De nos jours, la critique devient l’alibi de l’écriture, d’autant plus
qu’il n’est nullement possible de définir l’objet de la critique comme faisant
partie du domaine de la connaissance, mais il est, d’ailleurs, dans les deux
actes de lecture, une pratique active de l’interprétation. Cette relation
subjective a atteint son paroxysme avec Émile Zola qui animait dans le journal,
Bien Public, une rubrique littéraire et dramatique intitulée « livres à ne pas
lire » transformée par la suite après de virulentes protestations en un
intitulé moins fort : « Livres que je n’ai pu lire ».
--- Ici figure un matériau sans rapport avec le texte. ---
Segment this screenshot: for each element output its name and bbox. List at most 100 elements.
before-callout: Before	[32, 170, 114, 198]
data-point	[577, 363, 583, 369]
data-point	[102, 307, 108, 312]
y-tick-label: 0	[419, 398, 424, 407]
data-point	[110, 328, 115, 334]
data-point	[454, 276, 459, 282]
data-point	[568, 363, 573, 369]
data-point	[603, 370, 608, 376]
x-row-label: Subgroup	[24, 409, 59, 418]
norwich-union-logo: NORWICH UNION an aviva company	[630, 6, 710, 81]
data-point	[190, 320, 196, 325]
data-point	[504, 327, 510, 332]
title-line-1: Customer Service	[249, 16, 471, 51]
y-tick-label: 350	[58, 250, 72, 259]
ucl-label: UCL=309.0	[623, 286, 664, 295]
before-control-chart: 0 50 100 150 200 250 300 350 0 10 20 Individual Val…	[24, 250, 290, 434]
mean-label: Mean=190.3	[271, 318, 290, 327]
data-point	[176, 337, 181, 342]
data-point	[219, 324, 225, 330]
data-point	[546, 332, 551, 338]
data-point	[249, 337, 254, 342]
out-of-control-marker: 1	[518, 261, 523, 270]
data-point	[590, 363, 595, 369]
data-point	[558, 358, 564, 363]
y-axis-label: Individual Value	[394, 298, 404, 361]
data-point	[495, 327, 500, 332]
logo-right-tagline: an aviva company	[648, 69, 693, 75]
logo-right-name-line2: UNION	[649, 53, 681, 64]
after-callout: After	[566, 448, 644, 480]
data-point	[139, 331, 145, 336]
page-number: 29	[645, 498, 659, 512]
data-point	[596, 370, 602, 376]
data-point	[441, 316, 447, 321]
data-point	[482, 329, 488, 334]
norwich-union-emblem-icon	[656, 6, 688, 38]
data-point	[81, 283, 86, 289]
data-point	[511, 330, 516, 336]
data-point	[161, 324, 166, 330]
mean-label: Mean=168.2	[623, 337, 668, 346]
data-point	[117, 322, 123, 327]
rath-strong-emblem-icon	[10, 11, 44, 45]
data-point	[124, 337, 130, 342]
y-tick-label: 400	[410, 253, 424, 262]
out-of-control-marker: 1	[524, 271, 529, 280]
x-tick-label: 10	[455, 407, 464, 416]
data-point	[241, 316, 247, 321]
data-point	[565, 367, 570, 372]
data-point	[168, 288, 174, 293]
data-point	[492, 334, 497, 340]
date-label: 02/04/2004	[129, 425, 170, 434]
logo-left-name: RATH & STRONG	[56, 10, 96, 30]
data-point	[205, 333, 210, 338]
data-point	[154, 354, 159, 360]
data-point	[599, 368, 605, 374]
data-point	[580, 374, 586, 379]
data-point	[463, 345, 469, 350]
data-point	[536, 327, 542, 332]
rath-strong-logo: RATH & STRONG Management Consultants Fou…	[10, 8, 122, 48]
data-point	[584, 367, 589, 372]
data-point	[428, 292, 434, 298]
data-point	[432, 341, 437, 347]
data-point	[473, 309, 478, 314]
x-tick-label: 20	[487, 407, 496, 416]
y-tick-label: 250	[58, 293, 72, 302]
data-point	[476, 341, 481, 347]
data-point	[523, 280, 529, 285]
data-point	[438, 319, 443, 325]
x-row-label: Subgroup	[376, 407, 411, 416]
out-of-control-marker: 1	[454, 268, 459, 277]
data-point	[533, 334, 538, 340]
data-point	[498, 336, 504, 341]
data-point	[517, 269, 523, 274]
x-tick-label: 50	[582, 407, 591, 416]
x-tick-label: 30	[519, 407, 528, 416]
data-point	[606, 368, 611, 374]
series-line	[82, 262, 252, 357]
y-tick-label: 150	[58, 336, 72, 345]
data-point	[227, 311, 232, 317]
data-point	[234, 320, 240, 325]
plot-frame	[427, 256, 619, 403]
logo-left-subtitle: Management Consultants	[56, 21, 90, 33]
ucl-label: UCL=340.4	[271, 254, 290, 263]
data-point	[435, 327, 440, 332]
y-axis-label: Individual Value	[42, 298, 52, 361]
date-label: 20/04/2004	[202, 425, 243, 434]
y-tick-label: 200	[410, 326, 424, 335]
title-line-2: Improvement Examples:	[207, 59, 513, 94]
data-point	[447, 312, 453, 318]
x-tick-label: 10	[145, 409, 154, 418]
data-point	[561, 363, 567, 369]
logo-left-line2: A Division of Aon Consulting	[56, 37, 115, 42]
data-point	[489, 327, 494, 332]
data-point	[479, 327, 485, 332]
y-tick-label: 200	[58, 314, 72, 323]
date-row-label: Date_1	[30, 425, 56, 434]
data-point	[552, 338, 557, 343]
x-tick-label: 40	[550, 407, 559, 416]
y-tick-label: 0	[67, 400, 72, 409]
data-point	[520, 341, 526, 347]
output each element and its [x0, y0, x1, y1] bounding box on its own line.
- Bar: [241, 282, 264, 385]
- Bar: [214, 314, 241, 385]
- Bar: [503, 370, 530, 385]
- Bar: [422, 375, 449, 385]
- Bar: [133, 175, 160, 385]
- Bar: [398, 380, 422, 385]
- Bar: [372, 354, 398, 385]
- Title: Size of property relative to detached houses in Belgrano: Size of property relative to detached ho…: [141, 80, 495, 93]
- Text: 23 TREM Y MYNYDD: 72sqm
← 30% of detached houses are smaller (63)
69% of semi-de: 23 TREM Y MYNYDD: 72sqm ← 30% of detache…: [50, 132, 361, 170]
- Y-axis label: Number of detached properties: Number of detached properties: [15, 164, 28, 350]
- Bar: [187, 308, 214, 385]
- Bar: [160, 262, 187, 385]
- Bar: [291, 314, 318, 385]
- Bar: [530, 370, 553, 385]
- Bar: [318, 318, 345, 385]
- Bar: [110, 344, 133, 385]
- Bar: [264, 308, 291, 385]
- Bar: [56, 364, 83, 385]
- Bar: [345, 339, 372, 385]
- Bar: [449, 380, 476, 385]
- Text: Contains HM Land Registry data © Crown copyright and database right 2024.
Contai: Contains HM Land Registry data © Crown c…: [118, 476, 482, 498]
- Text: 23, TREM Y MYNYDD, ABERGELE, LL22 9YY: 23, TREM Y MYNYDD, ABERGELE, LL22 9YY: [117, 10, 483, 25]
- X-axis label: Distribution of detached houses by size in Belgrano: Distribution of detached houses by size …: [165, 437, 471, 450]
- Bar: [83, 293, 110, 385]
En Algérie où il n’existe pas de journaux littéraires au sens plein du
terme, notre travail consistera à observer le fonctionnement des pages
culturelles consacrant régulièrement des articles à la littérature. Les organes
de presse se substituent dans de nombreux cas au paysage universitaire.
D’ailleurs, de nombreux universitaires interviennent dans les pages
culturelles des journaux, daignant ouvrir une rubrique culturelle considérée
souvent comme la poubelle du journal. Les « contributions » des universitaires
qu’aucune indication ne distingue des autres articles reproduisent généralement
des grilles et des termes techniques que ne comprendrait pas la grande masse
des lecteurs à tel point qu’on s’interroge sur les objectifs de l’universitaire
qui a l’illusion qu’en utilisant des termes barbares, son texte serait teinté
de scientificité et du journal qui ne fait finalement que du remplissage,
sachant à l’avance que ce texte ne serait lu que par une petite minorité.
Les deux émetteurs se trompent lourdement de cibles et de récepteurs. Il
faut savoir que de nombreux journaux n’ont pas de pages culturelles. Quand
elles existent, l’espace littéraire occupe une place trop peu importante.
D’ailleurs, le problème des journaux, c’est l’absence totale d’une conception
de la rédaction, donc du public. Les organes de presse algériens, surtout,
depuis 1990, marginalisent la rubrique culturelle considérée comme la dernière
roue de la charrette. La rubrique culturelle devient un fourre-tout. La
programmation n’est pas rationnelle. Les comptes-rendus de livres sont souvent
faits à l’initiative du journaliste.